Я вижу, как качаются головы, как стеклянно блестит стол от стаканов.

— Штрафную им!.. Чтоб не опаздывали… Юрка наш… А Катю сюда. Побольше ей. А то она с нами не знается…

Пока мы вешаем пальто на гвозди, за столом люди раздвигаются, и нас заталкивают в широкую брешь между плечами.

Я не знаю, куда деть руки, так близко подступили ко мне тарелки.

Все ждут нас. Ставят полные стаканы водки. Юрке большой граненый, а мне такой же граненый, только поменьше.

Я чувствую, что начинаю гореть и становиться красной, как все за столом.

— Давай всем, — распоряжается Пропек и поднимается со скамейки.

— Подождем. Выпьют. Потом повторять будем…

Мне накалывают кружочек такого плотного огурца, что я смелею и, не отрываясь от него глазами, поднимаю стакан.

— Ну, что же вы. У нас так нельзя.

— Кума! Ты смотри, кума… Неужели мы ее не заставим?..

Какое это ласковое и женское слово «кума». Улыбчивое, деревенское… В юбке и фартуке. И как оно не вяжется с женой Проньки Кузеванова — Надей.

На маленькой ее голове волосы забраны на затылок. Забраны сильно, до тугого блеска, и закручены шишкой. Эта прическа растянула к вискам ее и так большие глаза.

— Ладно, — сказала она с неторопливым достоинством. — Я вам что-нибудь… Нашего. Самодельного.

Молодая хозяйка была вне общего ажиотажа. Не знаю, какие знаки подала она Проньку, только тот нашел ее у печки и наклонился ухом к ее лицу.

Из опыта своей деревенской жизни я уже предполагала, что оно такое, это «наше самодельное».

Пронек открыл крышку и спустился в подполье.

Вскоре из темноты появился лагун — я уже начинаю усваивать здешнюю терминологию, — лагун — деревянная бочка, приземистая, как усеченный конус.

Пронек стал вытаскивать из отверстия затычку, обернутую в тряпицу. Расшатал ее из стороны в сторону пяткой. Выдернул. Резкая струя хмеля ударила из круглой дырочки.

Пронек наклонил лагун, и запенилась в ведре, зашипела белой шапкой настоянная на сахаре брага.
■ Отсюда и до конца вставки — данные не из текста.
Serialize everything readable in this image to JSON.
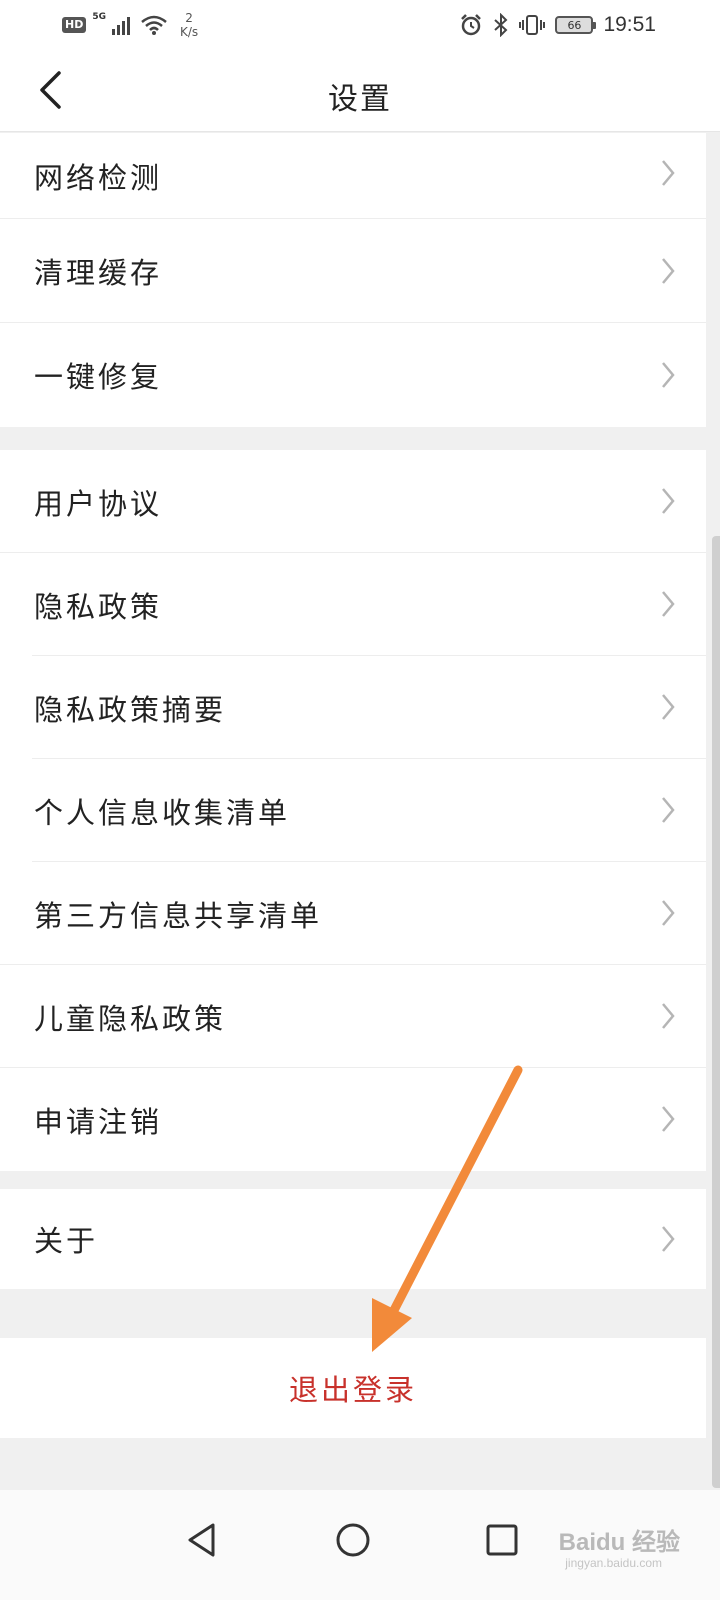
{
  "status_bar": {
    "hd": "HD",
    "network": "5G",
    "net_speed_value": "2",
    "net_speed_unit": "K/s",
    "battery": "66",
    "time": "19:51",
    "icons": [
      "signal-icon",
      "wifi-icon",
      "alarm-icon",
      "bluetooth-icon",
      "vibrate-icon",
      "battery-icon"
    ]
  },
  "header": {
    "title": "设置"
  },
  "groups": [
    {
      "items": [
        {
          "label": "网络检测"
        },
        {
          "label": "清理缓存"
        },
        {
          "label": "一键修复"
        }
      ]
    },
    {
      "items": [
        {
          "label": "用户协议"
        },
        {
          "label": "隐私政策"
        },
        {
          "label": "隐私政策摘要"
        },
        {
          "label": "个人信息收集清单"
        },
        {
          "label": "第三方信息共享清单"
        },
        {
          "label": "儿童隐私政策"
        },
        {
          "label": "申请注销"
        }
      ]
    },
    {
      "items": [
        {
          "label": "关于"
        }
      ]
    }
  ],
  "logout": {
    "label": "退出登录",
    "color": "#c8312b"
  },
  "annotation": {
    "arrow_color": "#f28a3a"
  },
  "watermark": {
    "text": "Baidu 经验",
    "sub": "jingyan.baidu.com"
  }
}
В этом бочонке брага крепла, бродила. Появлялась в ней шибающая сила — ее омолаживали — всыпали сахар. В бочонке начиналось холодное кипение.

Пронек поставил ведро на стол. Я без насилия справилась с полным стаканом, а потом сидела и с восторгом ужасалась, как затяжелели мои ноги.